NILE VALLEY: Fighting between anti-government protesters and security forces in Cairo continue in clashes over what demonstrators call a power grab by Islamists, two years after the overthrow of Hosni Mubarak. More than 50 people have been killed in the unrest.

In Alexandria, several thousand protesters blocked one side of the corniche road in the Sidi Gaber district in Alexandria to commemorate the second anniversary of the “Friday of Anger”, January 28 2011. Protesters also cut off roads near to Al-Raml train station, in downtown Alexandria, as well as the Azaretah district.

Tensions escalated following the passage of a new and controversial Egyptian constitution, and Morsi’s ill-fated attempt to give himself sweeping powers until its ratification. In addition, fears regarding media persecution have risen. While international media outlets have not been affected by the protests, under the new constitution, the jailing of journalists is not explicitly banned, and newspapers can be shut down or confiscated following a legal ruling. The wording is vague and easily manipulated.

Finally, Morsi’s declaration of emergency law is reminiscent of the Mubarak regime, which kept Egypt under emergency law during his entire 30 year rule. His police used the provisions to muzzle dissent and round up opponents, including members of the Brotherhood and Morsi himself. These laws raise fears of abuse and fuel deep-rooted anger.

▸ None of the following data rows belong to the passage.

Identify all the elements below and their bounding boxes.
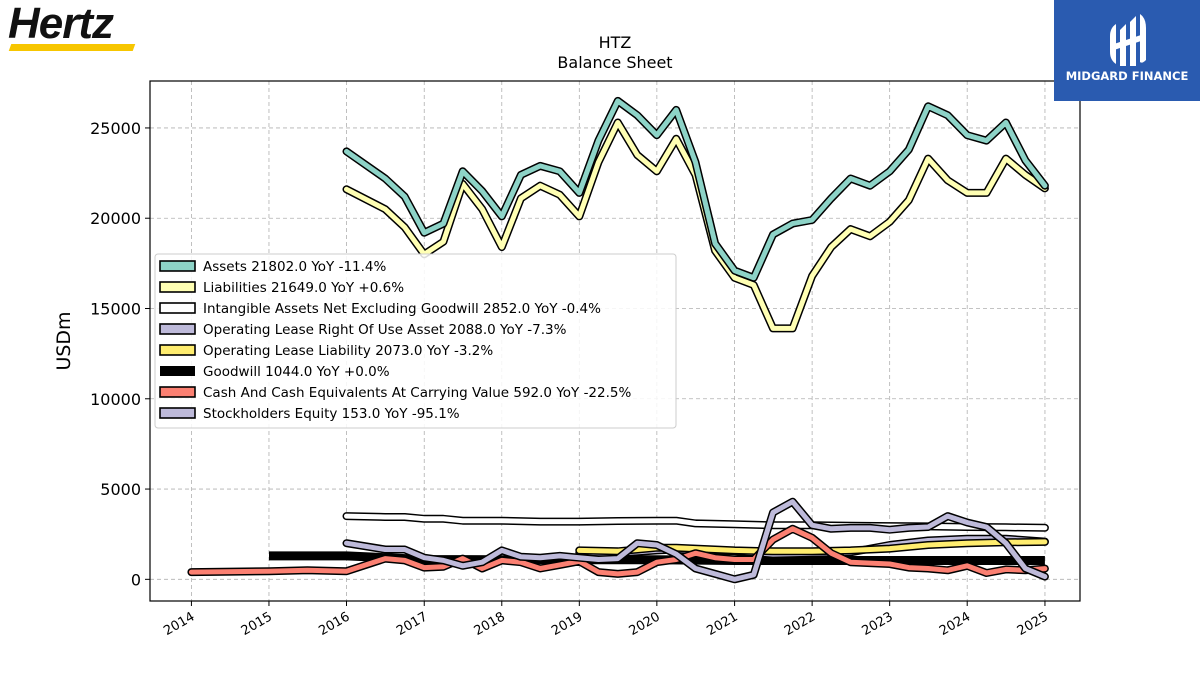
chart-title: HTZ	[599, 33, 632, 52]
x-tick-label: 2022	[782, 609, 818, 639]
legend-swatch	[159, 407, 196, 419]
hertz-logo: Hertz	[8, 2, 138, 54]
series-line	[344, 499, 1048, 582]
series-layer	[187, 96, 1049, 584]
legend-entry: Intangible Assets Net Excluding Goodwill…	[203, 301, 601, 317]
legend-entry: Liabilities 21649.0 YoY +0.6%	[203, 280, 404, 296]
legend-entry: Operating Lease Right Of Use Asset 2088.…	[203, 322, 567, 338]
chart-subtitle: Balance Sheet	[557, 53, 672, 72]
x-tick-label: 2019	[549, 609, 585, 639]
legend-swatch	[159, 386, 196, 398]
legend-entry: Cash And Cash Equivalents At Carrying Va…	[203, 385, 631, 401]
y-tick-label: 5000	[100, 480, 141, 499]
legend-entry: Goodwill 1044.0 YoY +0.0%	[203, 364, 390, 380]
series-7	[342, 497, 1049, 584]
series-0	[342, 96, 1049, 282]
hertz-logo-bar	[8, 44, 136, 51]
legend-swatch	[159, 281, 196, 293]
midgard-emblem-icon	[1110, 14, 1146, 66]
y-axis-label: USDm	[53, 311, 75, 370]
x-tick-label: 2020	[627, 609, 663, 639]
x-tick-label: 2021	[704, 609, 740, 639]
x-tick-label: 2018	[472, 609, 508, 639]
legend-swatch	[159, 323, 196, 335]
series-6	[187, 524, 1049, 578]
x-tick-label: 2023	[860, 609, 896, 639]
y-tick-label: 25000	[90, 119, 141, 138]
midgard-finance-name: MIDGARD FINANCE	[1065, 69, 1189, 83]
y-tick-label: 15000	[90, 300, 141, 319]
y-tick-label: 10000	[90, 390, 141, 409]
x-tick-label: 2014	[161, 609, 197, 639]
x-tick-label: 2016	[316, 609, 352, 639]
y-tick-label: 0	[131, 570, 141, 589]
legend-swatch	[159, 344, 196, 356]
hertz-logo-text: Hertz	[8, 0, 114, 48]
legend-swatch	[159, 260, 196, 272]
x-axis: 2014 2015 2016 2017 2018 2019 2020 2021 2022 2023…	[161, 601, 1051, 639]
plot-frame	[149, 80, 1081, 602]
x-tick-label: 2025	[1015, 609, 1051, 639]
legend-swatch	[159, 302, 196, 314]
legend-entry: Stockholders Equity 153.0 YoY -95.1%	[203, 406, 460, 422]
legend-box	[154, 253, 677, 429]
x-tick-label: 2017	[394, 609, 430, 639]
legend-entry: Assets 21802.0 YoY -11.4%	[203, 259, 387, 275]
legend-entry: Operating Lease Liability 2073.0 YoY -3.…	[203, 343, 493, 359]
x-tick-label: 2015	[239, 609, 275, 639]
legend-swatch	[160, 366, 195, 376]
y-tick-label: 20000	[90, 209, 141, 228]
y-axis: 0 5000 10000 15000 20000 25000	[90, 119, 150, 589]
legend: Assets 21802.0 YoY -11.4% Liabilities 216…	[154, 253, 677, 429]
series-line	[344, 98, 1048, 281]
x-tick-label: 2024	[937, 609, 973, 639]
series-line	[188, 526, 1048, 577]
midgard-finance-logo: MIDGARD FINANCE	[1054, 0, 1200, 101]
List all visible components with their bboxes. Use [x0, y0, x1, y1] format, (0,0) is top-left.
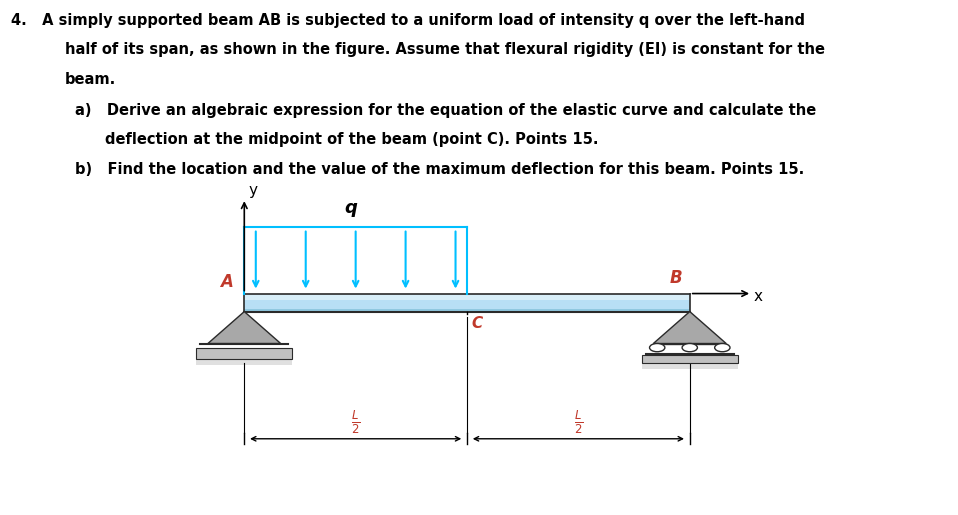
Text: b)   Find the location and the value of the maximum deflection for this beam. Po: b) Find the location and the value of th…: [75, 162, 804, 177]
Circle shape: [650, 344, 665, 352]
Text: half of its span, as shown in the figure. Assume that flexural rigidity (EI) is : half of its span, as shown in the figure…: [65, 42, 825, 57]
Text: A: A: [220, 273, 233, 291]
Text: C: C: [471, 316, 483, 331]
Text: q: q: [345, 199, 357, 217]
Text: beam.: beam.: [65, 72, 116, 87]
Circle shape: [682, 344, 697, 352]
Bar: [244, 294, 690, 312]
Text: 4.   A simply supported beam AB is subjected to a uniform load of intensity q ov: 4. A simply supported beam AB is subject…: [11, 13, 806, 28]
Text: deflection at the midpoint of the beam (point C). Points 15.: deflection at the midpoint of the beam (…: [105, 132, 599, 147]
Bar: [244, 309, 690, 312]
Circle shape: [715, 344, 730, 352]
Bar: [642, 363, 738, 369]
Text: a)   Derive an algebraic expression for the equation of the elastic curve and ca: a) Derive an algebraic expression for th…: [75, 103, 816, 118]
Text: $\frac{L}{2}$: $\frac{L}{2}$: [351, 409, 360, 436]
Bar: [244, 294, 690, 300]
Text: B: B: [670, 269, 682, 287]
Polygon shape: [208, 312, 281, 344]
Bar: [642, 355, 738, 363]
Bar: [196, 348, 292, 359]
Polygon shape: [653, 312, 726, 344]
Text: y: y: [248, 183, 257, 198]
Bar: [196, 359, 292, 365]
Text: x: x: [754, 288, 763, 304]
Text: $\frac{L}{2}$: $\frac{L}{2}$: [574, 409, 583, 436]
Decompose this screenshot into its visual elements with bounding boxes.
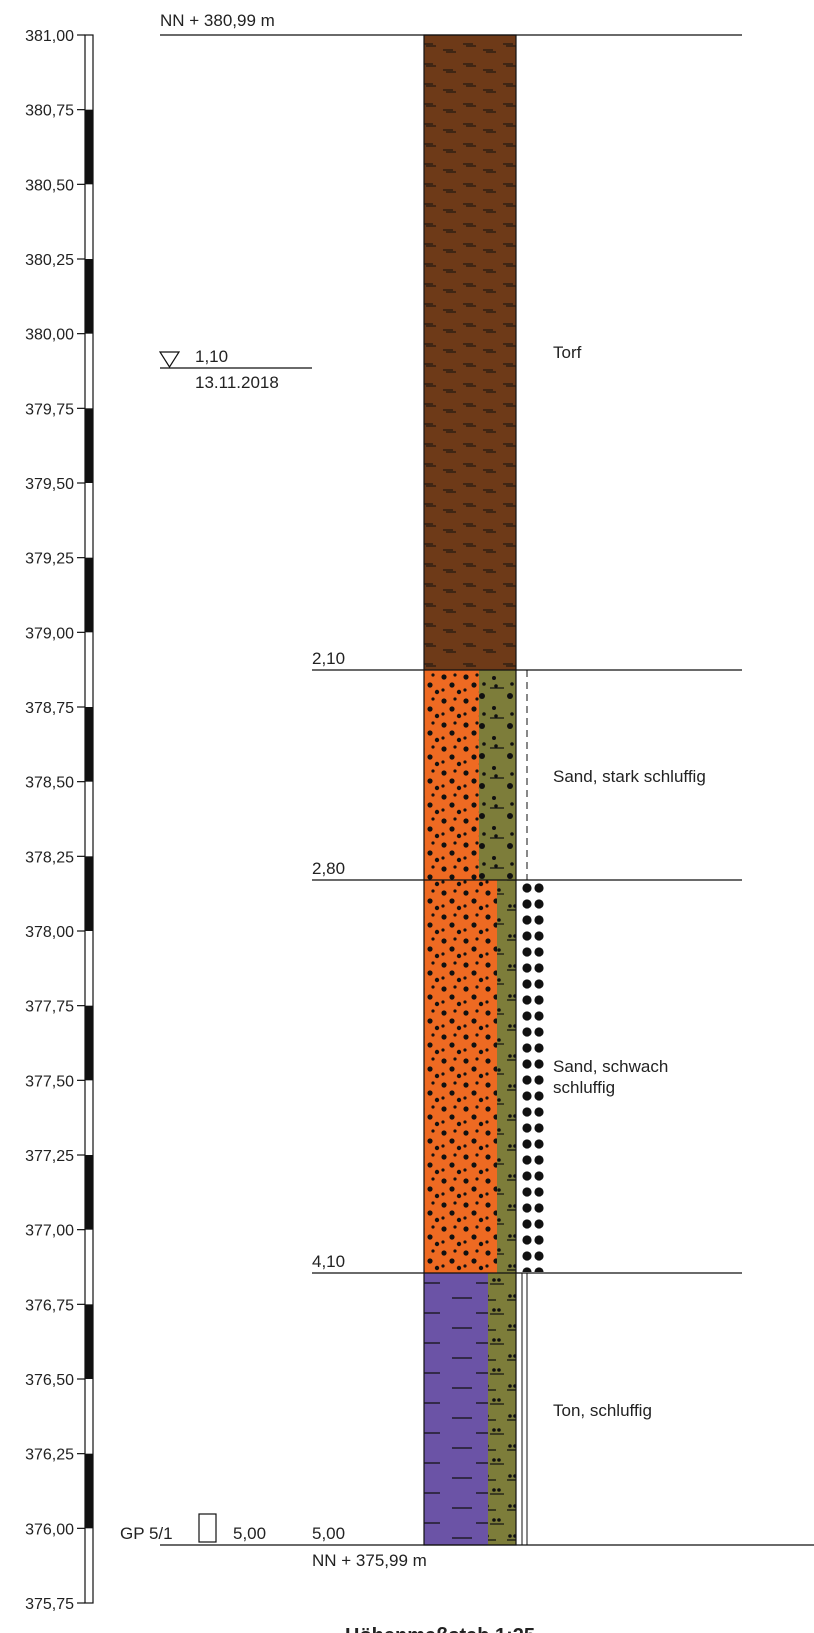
elevation-ticks: 381,00 380,75 380,50 380,25 380,00 379,75 379,… xyxy=(25,28,85,1613)
layer-ton-silt-hatch xyxy=(488,1273,516,1545)
ruler-block xyxy=(85,1454,93,1529)
groundwater-triangle-icon xyxy=(160,352,179,367)
scale-tick-label: 378,50 xyxy=(25,775,74,792)
ruler-block xyxy=(85,558,93,633)
depth-label-4: 5,00 xyxy=(312,1524,345,1543)
ruler-block xyxy=(85,408,93,483)
layer-torf-hatch xyxy=(424,35,516,670)
scale-tick-label: 377,75 xyxy=(25,999,74,1016)
scale-tick-label: 380,75 xyxy=(25,103,74,120)
top-elevation-label: NN + 380,99 m xyxy=(160,11,275,30)
sample-marker: GP 5/1 5,00 xyxy=(120,1514,266,1543)
scale-tick-label: 376,75 xyxy=(25,1297,74,1314)
layer-sand-schwach-main-hatch xyxy=(424,880,497,1273)
depth-label-3: 4,10 xyxy=(312,1252,345,1271)
scale-tick-label: 376,50 xyxy=(25,1372,74,1389)
groundwater-date: 13.11.2018 xyxy=(195,373,279,392)
scale-tick-label: 379,50 xyxy=(25,476,74,493)
scale-tick-label: 377,50 xyxy=(25,1073,74,1090)
scale-tick-label: 377,00 xyxy=(25,1223,74,1240)
bottom-elevation-label: NN + 375,99 m xyxy=(312,1551,427,1570)
layer-ton-main-hatch xyxy=(424,1273,488,1545)
ruler-block xyxy=(85,110,93,185)
ruler-block xyxy=(85,707,93,782)
scale-tick-label: 376,00 xyxy=(25,1521,74,1538)
ruler-block xyxy=(85,856,93,931)
depth-label-1: 2,10 xyxy=(312,649,345,668)
ruler-block xyxy=(85,1304,93,1379)
scale-tick-label: 379,25 xyxy=(25,551,74,568)
elevation-scale: 381,00 380,75 380,50 380,25 380,00 379,75 379,… xyxy=(25,28,93,1613)
gravel-indicator xyxy=(519,882,545,1272)
layer-name-torf: Torf xyxy=(553,343,582,362)
scale-tick-label: 379,75 xyxy=(25,401,74,418)
scale-tick-label: 378,75 xyxy=(25,700,74,717)
scale-tick-label: 380,00 xyxy=(25,327,74,344)
depth-label-2: 2,80 xyxy=(312,859,345,878)
scale-tick-label: 375,75 xyxy=(25,1596,74,1613)
scale-tick-label: 380,25 xyxy=(25,252,74,269)
side-indicators xyxy=(519,670,545,1545)
borehole-column xyxy=(424,35,516,1545)
layer-name-sand-schwach: Sand, schwach schluffig xyxy=(553,1057,673,1097)
sample-name: GP 5/1 xyxy=(120,1524,173,1543)
scale-tick-label: 377,25 xyxy=(25,1148,74,1165)
sample-depth: 5,00 xyxy=(233,1524,266,1543)
ruler-block xyxy=(85,1155,93,1230)
ruler-block xyxy=(85,1006,93,1081)
ruler-block xyxy=(85,259,93,334)
layer-name-sand-stark: Sand, stark schluffig xyxy=(553,767,706,786)
scale-tick-label: 381,00 xyxy=(25,28,74,45)
layer-sand-schwach-silt-hatch xyxy=(497,880,516,1273)
groundwater-depth: 1,10 xyxy=(195,347,228,366)
layer-sand-stark-main-hatch xyxy=(424,670,479,880)
scale-tick-label: 376,25 xyxy=(25,1447,74,1464)
scale-tick-label: 378,00 xyxy=(25,924,74,941)
scale-tick-label: 380,50 xyxy=(25,177,74,194)
scale-title: Höhenmaßstab 1:25 xyxy=(345,1625,535,1633)
layer-sand-stark-silt-hatch xyxy=(479,670,516,880)
scale-tick-label: 379,00 xyxy=(25,625,74,642)
scale-tick-label: 378,25 xyxy=(25,849,74,866)
groundwater-marker: 1,10 13.11.2018 xyxy=(160,347,312,392)
sample-box-icon xyxy=(199,1514,216,1542)
layer-name-ton: Ton, schluffig xyxy=(553,1401,652,1420)
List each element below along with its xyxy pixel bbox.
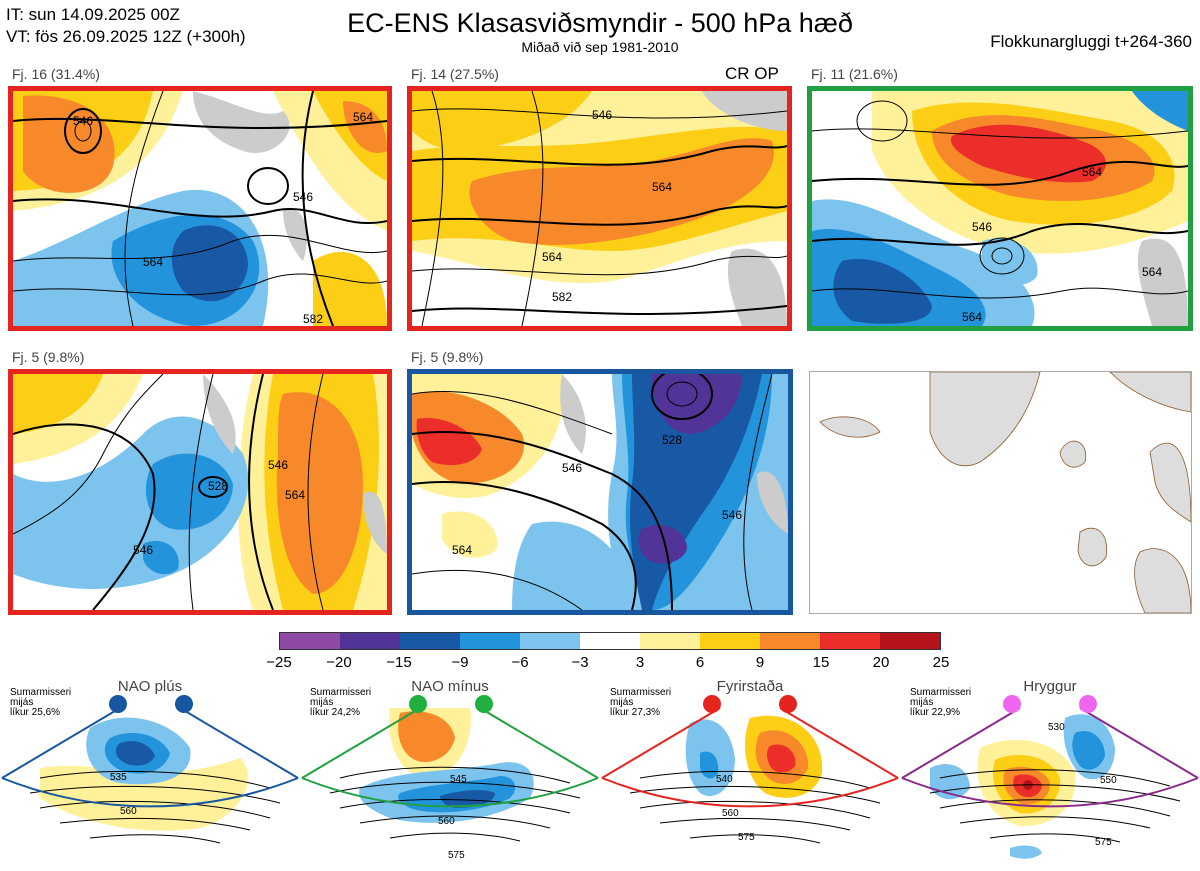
contour-label: 530 [1048, 722, 1065, 733]
contour-label: 560 [722, 808, 739, 819]
contour-label: 564 [652, 180, 672, 194]
regime-info: Sumarmisseri mijás líkur 24,2% [310, 687, 372, 718]
cluster-3-label: Fj. 11 (21.6%) [811, 66, 898, 82]
colorbar-tick: −15 [386, 654, 412, 671]
colorbar-bin [880, 633, 940, 649]
colorbar-tick: 15 [812, 654, 830, 671]
contour-label: 564 [353, 110, 373, 124]
colorbar-tick: −20 [326, 654, 352, 671]
contour-label: 540 [716, 774, 733, 785]
contour-label: 564 [1082, 165, 1102, 179]
regime-indicator-dot [703, 695, 721, 713]
contour-label: 545 [450, 774, 467, 785]
colorbar-bin [520, 633, 580, 649]
init-time: IT: sun 14.09.2025 00Z [6, 5, 180, 24]
colorbar-tick: −6 [511, 654, 529, 671]
page-title: EC-ENS Klasasviðsmyndir - 500 hPa hæð [347, 8, 853, 38]
anomaly-colorbar [279, 632, 941, 650]
regime-info: Sumarmisseri mijás líkur 22,9% [910, 687, 972, 718]
contour-label: 564 [1142, 265, 1162, 279]
contour-label: 546 [293, 190, 313, 204]
colorbar-bin [280, 633, 340, 649]
contour-label: 575 [738, 832, 755, 843]
cluster-3-map: 564 546 564 564 [807, 86, 1193, 331]
cluster-1-label: Fj. 16 (31.4%) [12, 66, 100, 82]
regime-title: Fyrirstaða [716, 678, 784, 695]
contour-label: 550 [1100, 775, 1117, 786]
contour-label: 564 [962, 310, 982, 324]
colorbar-tick: −3 [571, 654, 589, 671]
cluster-5-label: Fj. 5 (9.8%) [411, 349, 484, 365]
cluster-4-label: Fj. 5 (9.8%) [12, 349, 85, 365]
cluster-5-map: 546 528 546 564 [407, 369, 793, 615]
regime-ridge: 530 550 575 Hryggur Sumarmisseri mijás l… [900, 678, 1200, 871]
regime-info: Sumarmisseri mijás líkur 27,3% [610, 687, 672, 718]
colorbar-bin [640, 633, 700, 649]
colorbar-tick: 9 [755, 654, 765, 671]
colorbar-tick: 25 [932, 654, 950, 671]
classification-window: Flokkunargluggi t+264-360 [990, 32, 1192, 51]
contour-label: 582 [303, 312, 323, 326]
contour-label: 546 [73, 114, 93, 128]
contour-label: 564 [285, 488, 305, 502]
colorbar-tick: 6 [695, 654, 705, 671]
contour-label: 564 [143, 255, 163, 269]
colorbar-bin [580, 633, 640, 649]
colorbar-bin [760, 633, 820, 649]
cluster-1-map: 546 564 546 564 582 [8, 86, 392, 331]
contour-label: 546 [268, 458, 288, 472]
empty-base-map [809, 371, 1192, 614]
contour-label: 546 [562, 461, 582, 475]
regime-blocking: 540 560 575 Fyrirstaða Sumarmisseri mijá… [600, 678, 900, 871]
page-subtitle: Miðað við sep 1981-2010 [521, 39, 679, 55]
colorbar-bin [700, 633, 760, 649]
contour-label: 582 [552, 290, 572, 304]
colorbar-tick: −9 [451, 654, 469, 671]
colorbar-ticks: −25 −20 −15 −9 −6 −3 3 6 9 15 20 25 [0, 654, 1200, 674]
regime-title: NAO mínus [411, 678, 489, 695]
contour-label: 560 [438, 816, 455, 827]
regime-title: NAO plús [117, 678, 183, 695]
contour-label: 546 [133, 543, 153, 557]
regime-indicator-dot [409, 695, 427, 713]
contour-label: 528 [208, 479, 228, 493]
regime-indicator-dot [779, 695, 797, 713]
contour-label: 546 [722, 508, 742, 522]
contour-label: 546 [972, 220, 992, 234]
contour-label: 564 [452, 543, 472, 557]
colorbar-bin [460, 633, 520, 649]
colorbar-tick: 3 [635, 654, 645, 671]
regime-nao-minus: 545 560 575 NAO mínus Sumarmisseri mijás… [300, 678, 600, 871]
colorbar-bin [820, 633, 880, 649]
regime-indicator-dot [475, 695, 493, 713]
colorbar-bin [340, 633, 400, 649]
contour-label: 528 [662, 433, 682, 447]
cluster-2-label: Fj. 14 (27.5%) [411, 66, 499, 82]
regime-indicator-dot [1079, 695, 1097, 713]
regime-indicator-dot [1003, 695, 1021, 713]
contour-label: 546 [592, 108, 612, 122]
regime-info: Sumarmisseri mijás líkur 25,6% [10, 687, 72, 718]
run-info: IT: sun 14.09.2025 00Z VT: fös 26.09.202… [6, 4, 246, 48]
contour-label: 535 [110, 772, 127, 783]
colorbar-tick: 20 [872, 654, 890, 671]
valid-time: VT: fös 26.09.2025 12Z (+300h) [6, 27, 246, 46]
regime-title: Hryggur [1023, 678, 1077, 695]
cluster-4-map: 546 528 546 564 [8, 369, 392, 615]
regime-nao-plus: 535 560 NAO plús Sumarmisseri mijás líku… [0, 678, 300, 871]
contour-label: 560 [120, 806, 137, 817]
cluster-2-map: 546 564 564 582 [407, 86, 792, 331]
contour-label: 575 [1095, 837, 1112, 848]
contour-label: 575 [448, 850, 465, 861]
contour-label: 564 [542, 250, 562, 264]
colorbar-bin [400, 633, 460, 649]
regime-indicator-dot [175, 695, 193, 713]
regime-indicator-dot [109, 695, 127, 713]
colorbar-tick: −25 [266, 654, 292, 671]
cluster-2-extra: CR OP [725, 64, 779, 83]
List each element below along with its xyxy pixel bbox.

The protests expose a deep rift in Egyptian politics. Morsi’s opponents accuse him of failing to deliver on economic promises or living up to pledges to represent all Egyptians. Backers say the opposition desires to topple Egypt’s first freely elected leader by undemocratic means.

In a televised address, Morsi warned that he would not hesitate to take action to stem the violence, and invited the nation’s political forces for talks to resolve the nation’s crisis.

Police have closed all the main roads and highways near Tahrir Square. Vehicles are not allowed to stop or wait near the square. The U.S. and British Embassies have closed offices and suspended public services.


Despite the protests and a sluggish economy, Arab banks see the crises in Egypt as an opportunity to invest in Egypt’s largest financial institutions. NBD, the UAE’s biggest bank, will buy France’s BNP Paribas operations in Egypt, the bank confirmed. The deal is scheduled to be finalized by the end of the first quarter in 2013.

Expert Ahmed Adam states, “Even with all the troubles clouding the current financial environment, Egypt is a significant economy in the Middle East, with huge potential.” Egypt’s banking sector came second among the highest profitable sectors on the Egypt stock market last year, and still appears to be a promising market.

Egyptian tourism is also on the rise, up 17% from 2012, but not yet at pre- revolution levels. Investor confidence is poised on next month’s parliamentary elections and a possible loan from the IMF. The ongoing power struggle is likely to keep tourists and investors on standby until the political and security risks are resolved.                                    


Despite the protests in parts of Egypt, the UK Foreign and Commonwealth Office (FCO) has updated, but not changed travel advice. The FCO warns that demonstrations happen regularly across Egypt, often on Fridays. Some have been violent and resulted in deaths, and police may use tear gas for crowd control. In addition, disturbances in Cairo, Port Said, Suez, Ismalia and Alexandria have been violent. A state of emergency is in force in Port Said, Suez and Ismalia; the curfew is from 21:00 to 06:00, and is expected to remain in place until 26 February 2013.